A Who's Who of Apple executives exploit this to build mansions on nearby
"ranches":

[https://www.sccassessor.org/index.php/tax-savings/tax-
reduct...](https://www.sccassessor.org/index.php/tax-savings/tax-
reductions/farmers-and-ranchers)

------
compsciphd
I created a donor advised fund at the end of 2017. Looked at my assets and
basically said, I'll put away 4-5 years worth of charitable donations.

1) With the tax changes going down, the benefit this year would be greater
than any future year

2) with the changes increasing the standard deduction and limiting the SALT
deduction, even if I would itemize in the future, it be less valuable.

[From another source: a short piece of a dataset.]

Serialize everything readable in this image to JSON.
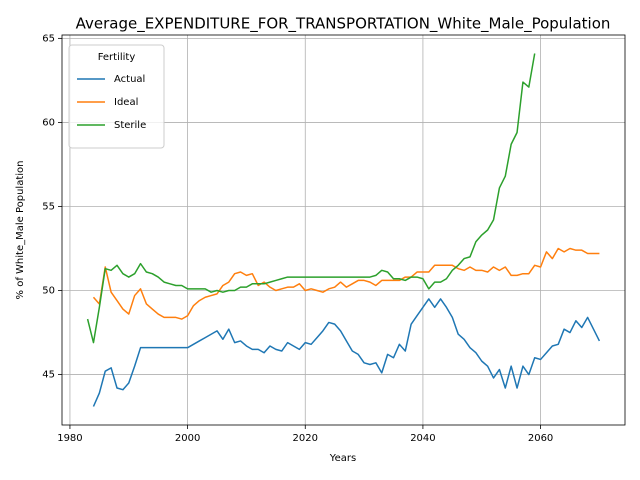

i.e. it's just for billionaires (or even millionaires)

------
dan-robertson
Is this particularly related to tech, or even new? Isn’t giving to charity (or
things that claim to be charity) quite a common thing for the rich to do to
reduce their taxes? And something that’s been done for decades too?

------
dang
Also about this, from two months ago:
[https://news.ycombinator.com/item?id=17126875](https://news.ycombinator.com/item?id=17126875).

------
AdamM12
You are always giving away more money than you receive in tax benefits. People
forget that.

------
crb002
Issue is that charity should come after tax.